The first time had nothing to do with me. The second time definitely did, but I would never even have been there if it hadn’t been for his ‘time machine’…”


This clearly has to be kept a secret, and we follow Al on his daring mission via stolen mopeds, police chases and little white lies in order for his task to be completed. There is much risk involved for Al, and his hamster Alan as they attempt to go back in time and save his father’s life.  It is also a story of the past, of life in 1984 and of how regardless of time and place, boys will always be boys.

This is a really great read and I flew through it with lots of laughter and some real tear-jerker moments.  Grandpa Byron is a fantastic character and I really enjoyed ‘listening’ to him through the pages of the book.  Questions that need to be answered are: can Al save his father, will all come right in the end, and how will Alan Shearer cope? Don’t worry though, all will be revealed through the pages of Ross Welford’s debut book.



Happy Reading



Miss Chapter x

Thursday 2 June 2016

A Year of Marvellous Ways


A Year of Marvellous Ways by Sarah Winman

Published by Tinder Press

31st December 2015

Paperback Edition



Marvellous Ways is eighty-nine years old and has lived alone in a remote Cornish creek for nearly all her life. Lately she's taken to spending her days sitting on a mooring stone by the river with a telescope. She's waiting for something - she's not sure what, but she'll know it when she sees it.

Drake is a young soldier left reeling by the Second World War.
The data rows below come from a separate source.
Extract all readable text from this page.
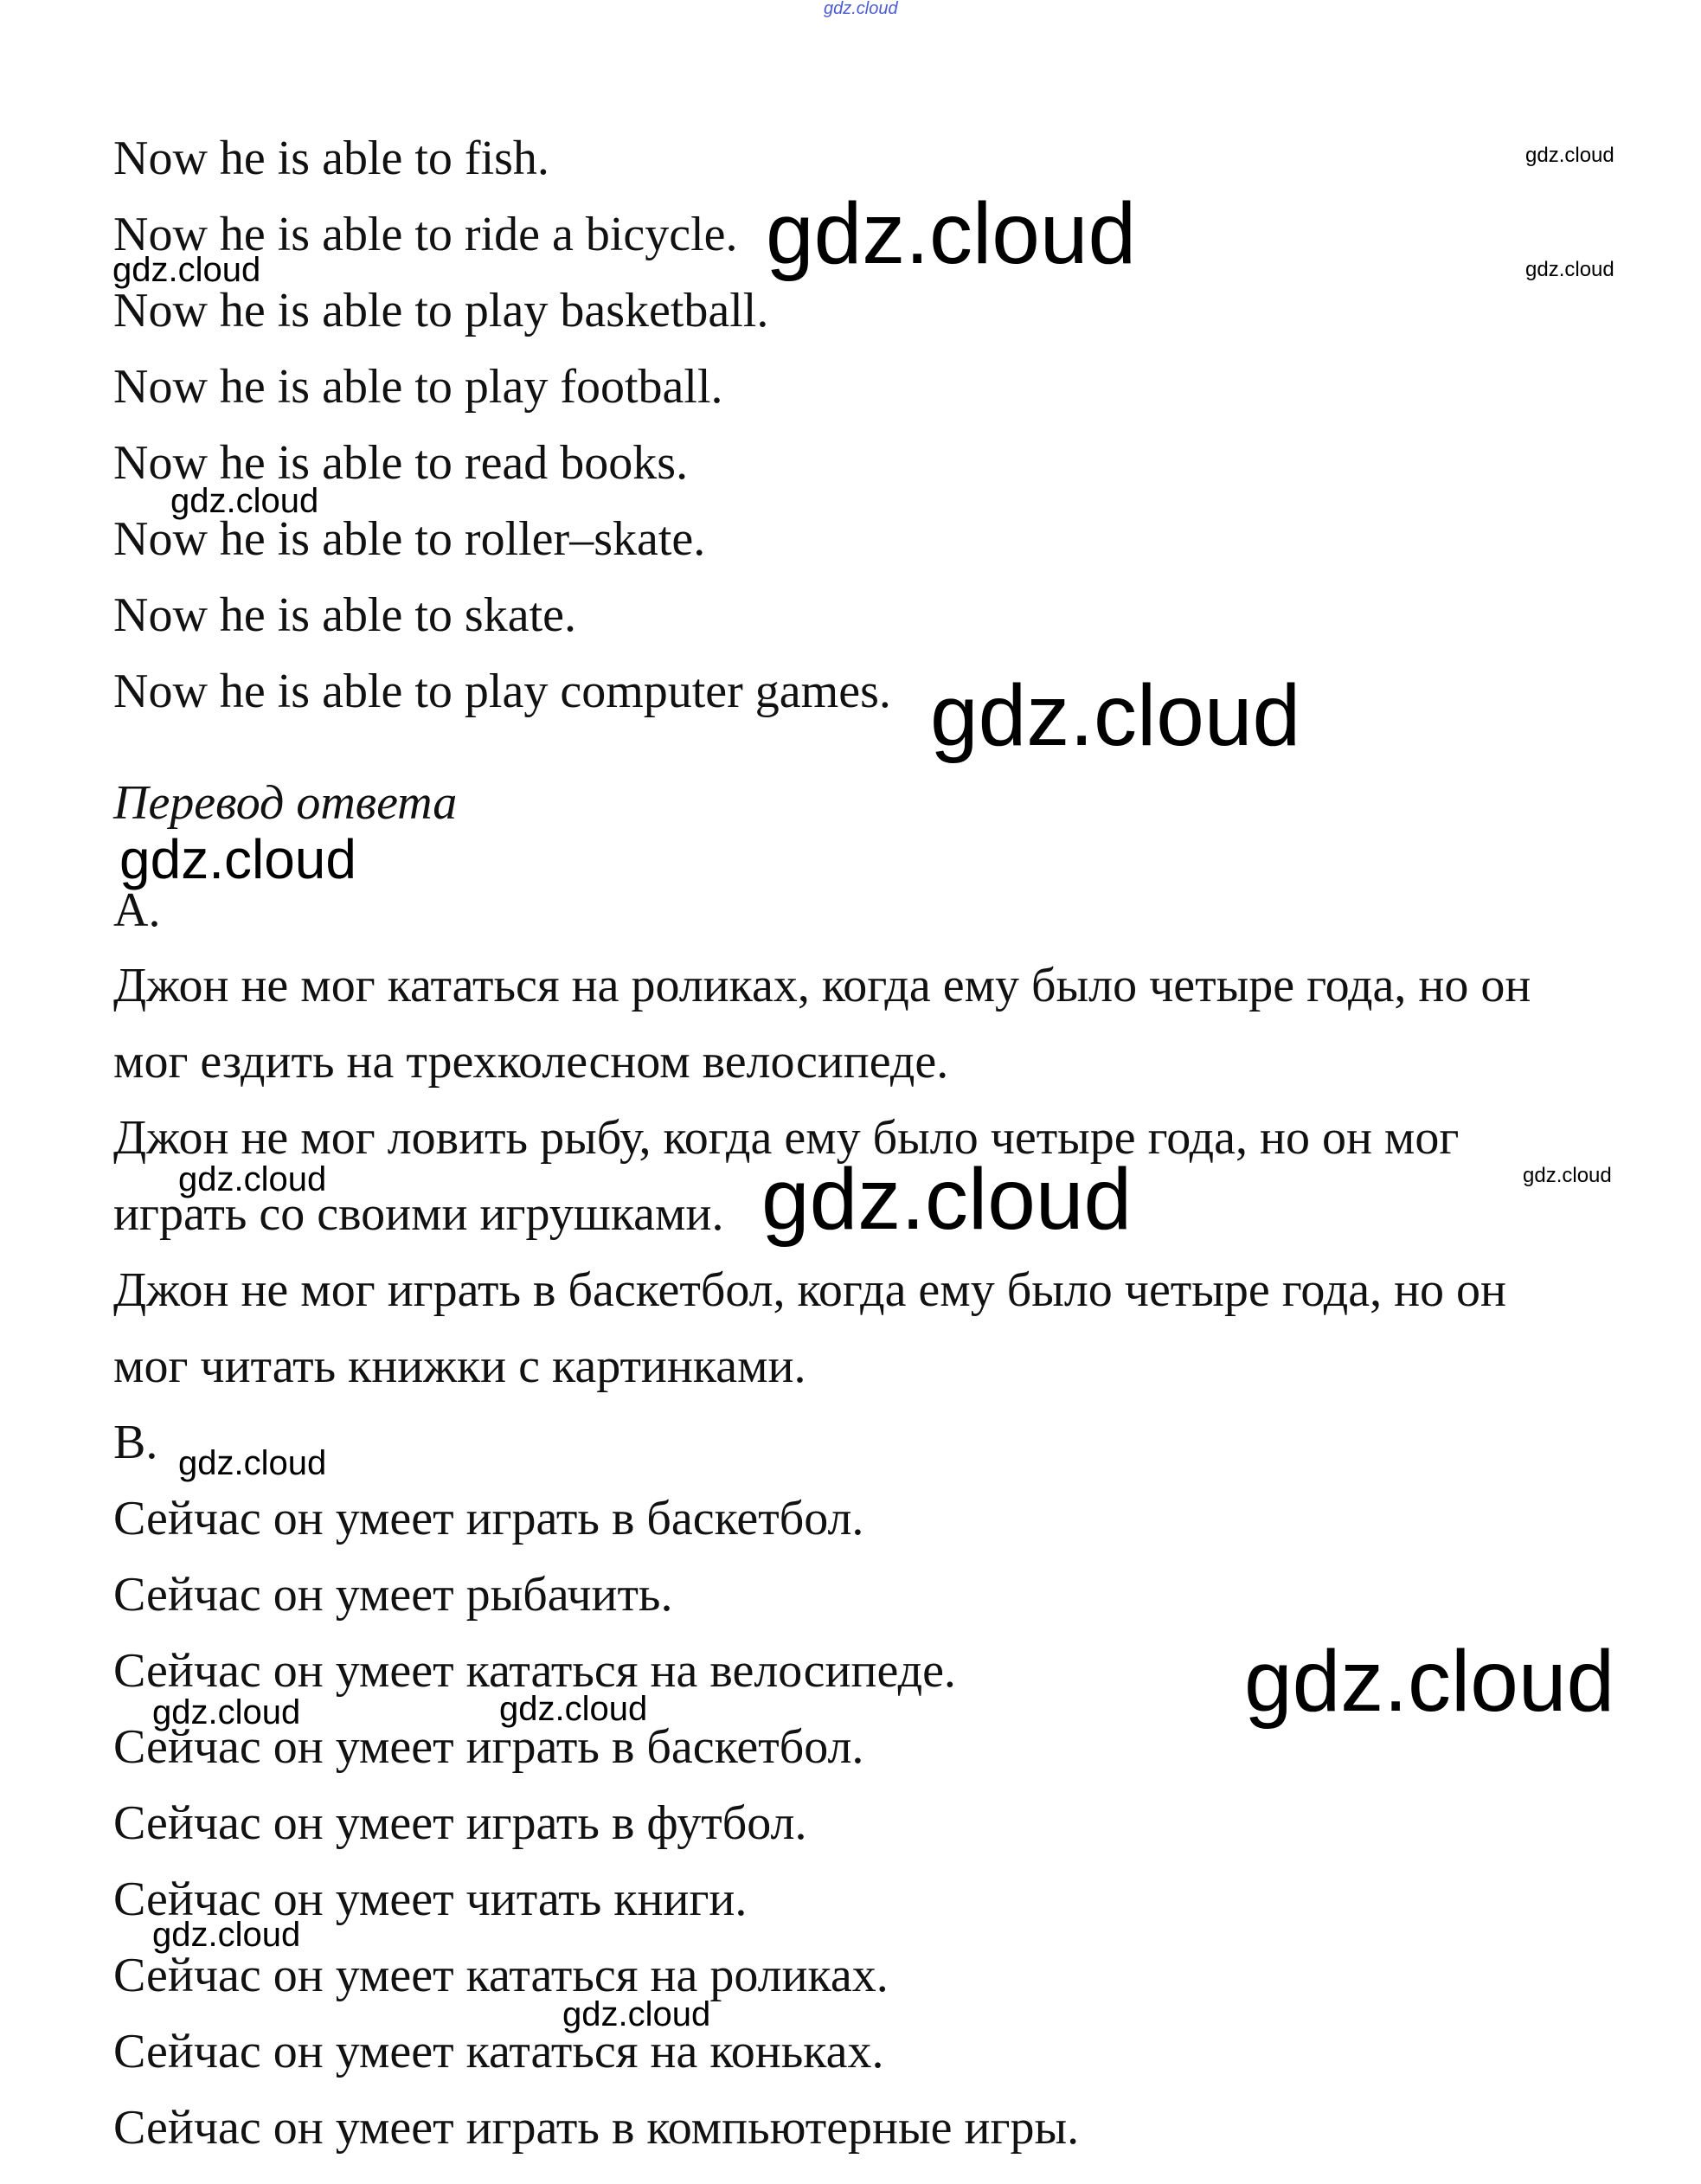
Now he is able to fish.
Now he is able to ride a bicycle.
Now he is able to play basketball.
Now he is able to play football.
Now he is able to read books.
Now he is able to roller–skate.
Now he is able to skate.
Now he is able to play computer games.
Перевод ответа
А.
Джон не мог кататься на роликах, когда ему было четыре года, но он
мог ездить на трехколесном велосипеде.
Джон не мог ловить рыбу, когда ему было четыре года, но он мог
играть со своими игрушками.
Джон не мог играть в баскетбол, когда ему было четыре года, но он
мог читать книжки с картинками.
В.
Сейчас он умеет играть в баскетбол.
Сейчас он умеет рыбачить.
Сейчас он умеет кататься на велосипеде.
Сейчас он умеет играть в баскетбол.
Сейчас он умеет играть в футбол.
Сейчас он умеет читать книги.
Сейчас он умеет кататься на роликах.
Сейчас он умеет кататься на коньках.
Сейчас он умеет играть в компьютерные игры.
gdz.cloud
gdz.cloud
gdz.cloud
gdz.cloud	gdz.cloud
gdz.cloud
gdz.cloud
gdz.cloud
gdz.cloud	gdz.cloud
gdz.cloud
gdz.cloud
gdz.cloud
gdz.cloud	gdz.cloud
gdz.cloud
gdz.cloud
When his promise to fulfil a dying man's last wish sees him wash up in Marvellous' creek, broken in body and spirit, the old woman comes to his aid.


A Year of Marvellous Ways is a glorious, life-affirming story about the magic in everyday life and the pull of the sea, the healing powers of storytelling and sloe gin, love and death and how we carry on when grief comes snapping at our heels.



This is Sarah Winman’s second novel, following on from her much rated best-seller When God was a Rabbit and as you might expect, this one is also full of magic and mystery.  Our central character is called Marvellous, and in many ways she is - as a character in a book, I absolutely adored her and her way of life.  She is a totally unique individual who I’m not sure that many people truly understand, but she is a character that I would really like to meet in real life, should she actually exist! 

Marvellous lives by the sea, in fact, she is half mermaid and she’s had many an adventure over her eighty nine years.  She meets Drake who is on a quest of his own.  Whilst serving in France during the Second World War, he came across a dying comrade who asked him, as a final request, if he would deliver a letter to his father.  Years later, Drake is about to fulfil his promise to that young man.  On his way he meets Marvellous, but it isn’t coincidence that their paths cross, but fate, for Marvellous is a woman whose path crosses yours when you most need her to.


Sarah Winman weaves the fantastic with the ordinary within her writing, and a whole array of other characters appear throughout the book.  My only negative is that I wasn’t overly fulfilled by the ending which didn’t quite live up to the passion and drama of the rest of the book, in my opinion.  In fact, I read the ending twice as I didn’t actually remember finishing the book the first time around!  But don’t let this distract you from what is otherwise a lovely story.